Pour les habitants des zones jurassiennes de France et de Suisse, l’industrie horlogère fait partie des activités artisanales et industrielles de la société depuis bien longtemps. Ainsi, dès le milieu du XIXème siècle, une véritable industrie horlogère est apparue sans que les activités artisanales disparaissent et depuis, l’horlogerie a connu des crises régulières au cours de son histoire, la dernière très importante a été celle des années 70.
En 1970, les transistors sont devenus des composants électroniques faciles à utiliser, bon marché à produire en grandes quantités et qui permettaient de créer des appareils électroniques transportables fonctionnant avec des piles ou des batteries. L’horlogerie mécanique est alors considérée comme dépassée dans tout l’arc jurassien, plus aucun investissement industriel n’est fait, dans la branche horlogère pendant près de 20 ans. Quelques rares entreprises comme Rolex, Patek Philippe, Vacheron Constantin, Oméga ou Piaget vont cependant maintenir des fabrications de montres mécaniques.
Et depuis 40 ans l’horlogerie suisse se porte bien. Elle s’épanouit dans un marché de niche de 25 milliards de CHF annuel qui se maintient très bien grâce au profond respect que les entreprises horlogères ont de leurs clients, et à leur fidélité en retour. Ensuite, la contrefaçon, quelle que soit son importance (9 montres sur 10 vendues dans le monde en sont issues) ne fait pas de concurrence aux grandes marques
En revanche, dans une perspective de développement transfrontalier dans l’Arc jurassien franco-suisse, ce qui semble important c’est de permettre à la fois d’alimenter un marché de niche très profitable, que ne remet pas en question la sous-traitance de qualité que permettent les entreprises françaises, mais surtout de profiter des développements prometteurs qu’induit l’horlogerie pour les microtechniques en Suisse comme un France.
La microtechnique (CH), les microtechniques (F), un avenir transfrontalier
Nous avons vu que l’expansion de la haute horlogerie est limitée, en revanche, depuis 40 ans, a émergé la microtechnique. Le savoir-faire en micromécanique acquis au contact de l’horlogerie s’est enrichi de connaissances en électronique, en particulier dans les domaines de la basse consommation, mais aussi de l’informatique embarquée qui lui est associée.
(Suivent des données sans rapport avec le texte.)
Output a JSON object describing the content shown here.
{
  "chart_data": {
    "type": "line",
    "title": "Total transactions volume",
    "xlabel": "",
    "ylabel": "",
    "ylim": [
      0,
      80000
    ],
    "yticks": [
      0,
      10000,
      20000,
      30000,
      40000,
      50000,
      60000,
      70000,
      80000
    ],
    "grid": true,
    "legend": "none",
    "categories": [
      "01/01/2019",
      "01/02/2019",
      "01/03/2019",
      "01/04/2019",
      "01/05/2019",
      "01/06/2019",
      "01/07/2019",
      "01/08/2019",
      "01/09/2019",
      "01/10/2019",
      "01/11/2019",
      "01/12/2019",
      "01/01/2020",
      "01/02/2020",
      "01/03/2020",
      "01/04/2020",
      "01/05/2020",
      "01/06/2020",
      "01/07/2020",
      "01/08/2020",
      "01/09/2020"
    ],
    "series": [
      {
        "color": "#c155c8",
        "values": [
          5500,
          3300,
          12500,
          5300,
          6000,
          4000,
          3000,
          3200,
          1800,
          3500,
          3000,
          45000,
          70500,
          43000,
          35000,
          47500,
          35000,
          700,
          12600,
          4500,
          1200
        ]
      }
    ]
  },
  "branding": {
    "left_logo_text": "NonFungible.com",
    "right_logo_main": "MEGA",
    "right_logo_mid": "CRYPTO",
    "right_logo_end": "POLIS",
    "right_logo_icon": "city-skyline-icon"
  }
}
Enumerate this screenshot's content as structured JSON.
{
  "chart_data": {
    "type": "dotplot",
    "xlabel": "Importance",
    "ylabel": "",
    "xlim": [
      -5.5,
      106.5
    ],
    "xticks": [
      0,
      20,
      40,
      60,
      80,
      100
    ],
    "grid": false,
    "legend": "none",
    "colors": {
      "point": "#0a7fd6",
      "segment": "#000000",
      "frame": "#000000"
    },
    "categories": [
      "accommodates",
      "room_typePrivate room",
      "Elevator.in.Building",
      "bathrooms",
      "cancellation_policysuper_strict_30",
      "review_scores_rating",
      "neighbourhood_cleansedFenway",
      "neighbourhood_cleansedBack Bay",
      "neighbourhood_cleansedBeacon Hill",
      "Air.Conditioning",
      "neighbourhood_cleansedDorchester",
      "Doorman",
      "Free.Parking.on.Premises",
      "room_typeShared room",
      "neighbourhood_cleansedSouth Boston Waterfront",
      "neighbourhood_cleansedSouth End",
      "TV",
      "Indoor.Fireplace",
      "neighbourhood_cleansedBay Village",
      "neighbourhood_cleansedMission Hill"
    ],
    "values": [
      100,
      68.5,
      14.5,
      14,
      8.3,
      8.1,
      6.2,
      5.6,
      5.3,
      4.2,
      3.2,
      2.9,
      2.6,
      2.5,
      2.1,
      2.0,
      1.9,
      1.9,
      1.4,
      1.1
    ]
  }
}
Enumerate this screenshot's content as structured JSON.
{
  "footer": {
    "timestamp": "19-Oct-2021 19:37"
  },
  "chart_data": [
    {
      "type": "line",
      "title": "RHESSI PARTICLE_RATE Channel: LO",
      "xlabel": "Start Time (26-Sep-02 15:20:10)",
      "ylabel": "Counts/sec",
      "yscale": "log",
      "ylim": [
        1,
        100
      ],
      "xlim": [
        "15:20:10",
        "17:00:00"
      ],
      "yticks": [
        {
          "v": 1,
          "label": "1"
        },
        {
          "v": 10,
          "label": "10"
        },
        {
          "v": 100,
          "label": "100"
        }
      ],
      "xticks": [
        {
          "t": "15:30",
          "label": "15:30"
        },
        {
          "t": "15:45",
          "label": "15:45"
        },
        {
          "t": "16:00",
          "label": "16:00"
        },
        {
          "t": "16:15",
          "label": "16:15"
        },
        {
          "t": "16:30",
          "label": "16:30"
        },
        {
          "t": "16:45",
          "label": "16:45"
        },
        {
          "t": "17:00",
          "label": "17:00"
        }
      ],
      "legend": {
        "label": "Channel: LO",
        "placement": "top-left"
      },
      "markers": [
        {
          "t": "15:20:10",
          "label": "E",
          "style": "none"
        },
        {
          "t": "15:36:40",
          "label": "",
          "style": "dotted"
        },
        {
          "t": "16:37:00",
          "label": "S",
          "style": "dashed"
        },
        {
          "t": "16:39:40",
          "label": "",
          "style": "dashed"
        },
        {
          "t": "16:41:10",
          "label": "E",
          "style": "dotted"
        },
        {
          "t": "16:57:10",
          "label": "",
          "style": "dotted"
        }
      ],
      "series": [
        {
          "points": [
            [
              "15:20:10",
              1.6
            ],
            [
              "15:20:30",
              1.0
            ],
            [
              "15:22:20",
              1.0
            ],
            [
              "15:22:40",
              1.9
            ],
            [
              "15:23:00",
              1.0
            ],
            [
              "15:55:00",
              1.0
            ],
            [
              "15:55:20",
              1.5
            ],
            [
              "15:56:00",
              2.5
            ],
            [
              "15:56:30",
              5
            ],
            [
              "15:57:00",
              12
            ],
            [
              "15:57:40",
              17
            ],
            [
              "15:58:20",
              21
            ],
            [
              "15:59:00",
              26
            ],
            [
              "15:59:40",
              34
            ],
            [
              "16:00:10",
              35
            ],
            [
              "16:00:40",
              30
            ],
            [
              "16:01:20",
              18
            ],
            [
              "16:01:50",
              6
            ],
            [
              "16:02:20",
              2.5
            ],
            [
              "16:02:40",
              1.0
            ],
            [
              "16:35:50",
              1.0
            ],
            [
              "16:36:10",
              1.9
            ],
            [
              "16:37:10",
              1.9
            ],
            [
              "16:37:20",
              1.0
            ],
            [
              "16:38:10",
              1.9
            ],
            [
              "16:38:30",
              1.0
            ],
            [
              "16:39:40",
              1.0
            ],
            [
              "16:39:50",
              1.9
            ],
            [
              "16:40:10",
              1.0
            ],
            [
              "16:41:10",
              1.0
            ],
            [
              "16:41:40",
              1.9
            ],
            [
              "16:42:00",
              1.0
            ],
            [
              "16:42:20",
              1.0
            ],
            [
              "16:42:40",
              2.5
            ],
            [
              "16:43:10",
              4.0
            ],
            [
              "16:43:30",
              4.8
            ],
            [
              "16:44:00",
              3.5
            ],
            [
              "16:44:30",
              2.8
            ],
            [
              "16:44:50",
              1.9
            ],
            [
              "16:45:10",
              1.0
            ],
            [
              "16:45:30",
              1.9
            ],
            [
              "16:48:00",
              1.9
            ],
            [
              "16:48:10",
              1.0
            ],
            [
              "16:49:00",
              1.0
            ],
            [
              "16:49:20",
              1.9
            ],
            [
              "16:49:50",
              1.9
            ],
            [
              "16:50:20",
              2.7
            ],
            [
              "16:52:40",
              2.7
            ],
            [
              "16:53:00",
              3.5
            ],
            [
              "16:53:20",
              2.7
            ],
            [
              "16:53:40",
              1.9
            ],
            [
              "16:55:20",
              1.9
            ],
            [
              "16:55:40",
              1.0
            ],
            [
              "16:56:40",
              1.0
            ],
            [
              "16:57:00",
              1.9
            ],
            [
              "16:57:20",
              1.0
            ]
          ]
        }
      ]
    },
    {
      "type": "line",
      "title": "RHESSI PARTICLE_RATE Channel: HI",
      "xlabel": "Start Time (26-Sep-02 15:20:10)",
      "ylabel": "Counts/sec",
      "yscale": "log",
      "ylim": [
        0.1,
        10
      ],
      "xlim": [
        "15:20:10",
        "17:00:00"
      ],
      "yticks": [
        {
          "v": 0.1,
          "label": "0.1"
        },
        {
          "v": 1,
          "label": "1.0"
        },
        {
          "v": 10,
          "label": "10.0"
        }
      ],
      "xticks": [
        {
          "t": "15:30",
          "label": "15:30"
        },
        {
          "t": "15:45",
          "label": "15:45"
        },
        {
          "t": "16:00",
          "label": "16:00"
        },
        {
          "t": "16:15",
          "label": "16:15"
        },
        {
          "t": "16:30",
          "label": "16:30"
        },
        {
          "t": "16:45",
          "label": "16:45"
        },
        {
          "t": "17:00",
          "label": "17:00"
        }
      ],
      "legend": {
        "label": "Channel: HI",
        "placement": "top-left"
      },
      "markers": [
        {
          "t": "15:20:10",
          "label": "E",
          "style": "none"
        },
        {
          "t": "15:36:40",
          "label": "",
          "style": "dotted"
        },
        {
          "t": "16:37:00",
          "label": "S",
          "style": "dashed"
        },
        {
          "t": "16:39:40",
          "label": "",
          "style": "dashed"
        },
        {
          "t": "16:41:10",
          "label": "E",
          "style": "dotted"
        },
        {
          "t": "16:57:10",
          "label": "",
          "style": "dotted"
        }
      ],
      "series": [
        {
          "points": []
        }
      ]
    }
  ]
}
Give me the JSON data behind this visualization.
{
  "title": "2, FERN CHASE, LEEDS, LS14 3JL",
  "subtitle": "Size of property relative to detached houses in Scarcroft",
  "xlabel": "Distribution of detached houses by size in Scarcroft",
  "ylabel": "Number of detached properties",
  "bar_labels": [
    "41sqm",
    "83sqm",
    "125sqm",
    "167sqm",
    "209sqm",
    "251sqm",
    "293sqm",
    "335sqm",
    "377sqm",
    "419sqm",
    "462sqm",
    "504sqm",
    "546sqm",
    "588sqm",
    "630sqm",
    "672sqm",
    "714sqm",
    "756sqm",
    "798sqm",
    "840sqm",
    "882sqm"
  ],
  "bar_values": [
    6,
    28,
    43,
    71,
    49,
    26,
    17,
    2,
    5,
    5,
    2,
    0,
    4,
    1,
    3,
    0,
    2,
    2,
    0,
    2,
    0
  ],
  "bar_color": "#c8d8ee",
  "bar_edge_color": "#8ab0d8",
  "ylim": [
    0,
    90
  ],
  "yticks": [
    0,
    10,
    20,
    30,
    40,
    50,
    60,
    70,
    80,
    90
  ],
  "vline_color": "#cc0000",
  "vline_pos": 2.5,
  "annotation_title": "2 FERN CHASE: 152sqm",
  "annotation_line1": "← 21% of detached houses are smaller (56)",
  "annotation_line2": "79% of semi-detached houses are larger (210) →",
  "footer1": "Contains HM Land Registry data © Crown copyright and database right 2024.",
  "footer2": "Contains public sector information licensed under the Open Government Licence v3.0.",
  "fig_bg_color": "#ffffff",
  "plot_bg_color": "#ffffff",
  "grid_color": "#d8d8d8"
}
Or, l’industrie qui produit ces dispositifs microtechniques occupe une place non négligeable pour nos régions transfrontières. A titre d’information elle occupe en Suisse un nombre de travailleurs équivalent à ceux qui travaillent dans l’horlogerie (Près de 100’000 en 2023[1]).
Cependant, le domaine de la microtechnique ne travaille pas avec les marges de l’horlogerie de luxe, et les gains sont plus proches de ceux de l’industrie traditionnelle, sauf à privilégier des dispositifs s’apparentant à de niches.
Au final nos deux pays pêchent par une erreur de principe : Nous ne voudrions soutenir des activités que si elles ont une dimension européenne ou mondiale, que si le monde entier a envie de les adopter. Or, c’est exactement le contraire qu’il s’agit de faire : il faut cultiver les activités pour lesquelles nous avons des dispositions meilleures que les régions concurrentes. Les seuls marchés qui peuvent être profitables pour nous sont les marchés de niche, ceux pour lesquels les volumes ne sont pas trop grands, mais pour lesquels il faut sans cesse innover, trouver de nouvelles idées qui répondent aux besoins du marché. C’est ce qui doit permettre à nos économies transfrontalières de se développer.
Le Forum Transfrontalier propose d’identifier les forces en présence, de les cultiver conjointement et pour cela, de mettre en place des assises « de(s) microtechnique(s) » afin de comprendre les interactions qui lient les entreprises françaises et suisses et les besoins qui en émergent.
Jacques JACOT
[1] En 2008 : 37 000 en Franche-Comté pour 58 000 dans l’Arc jurassien suisse – Source OSTAJ, 2013.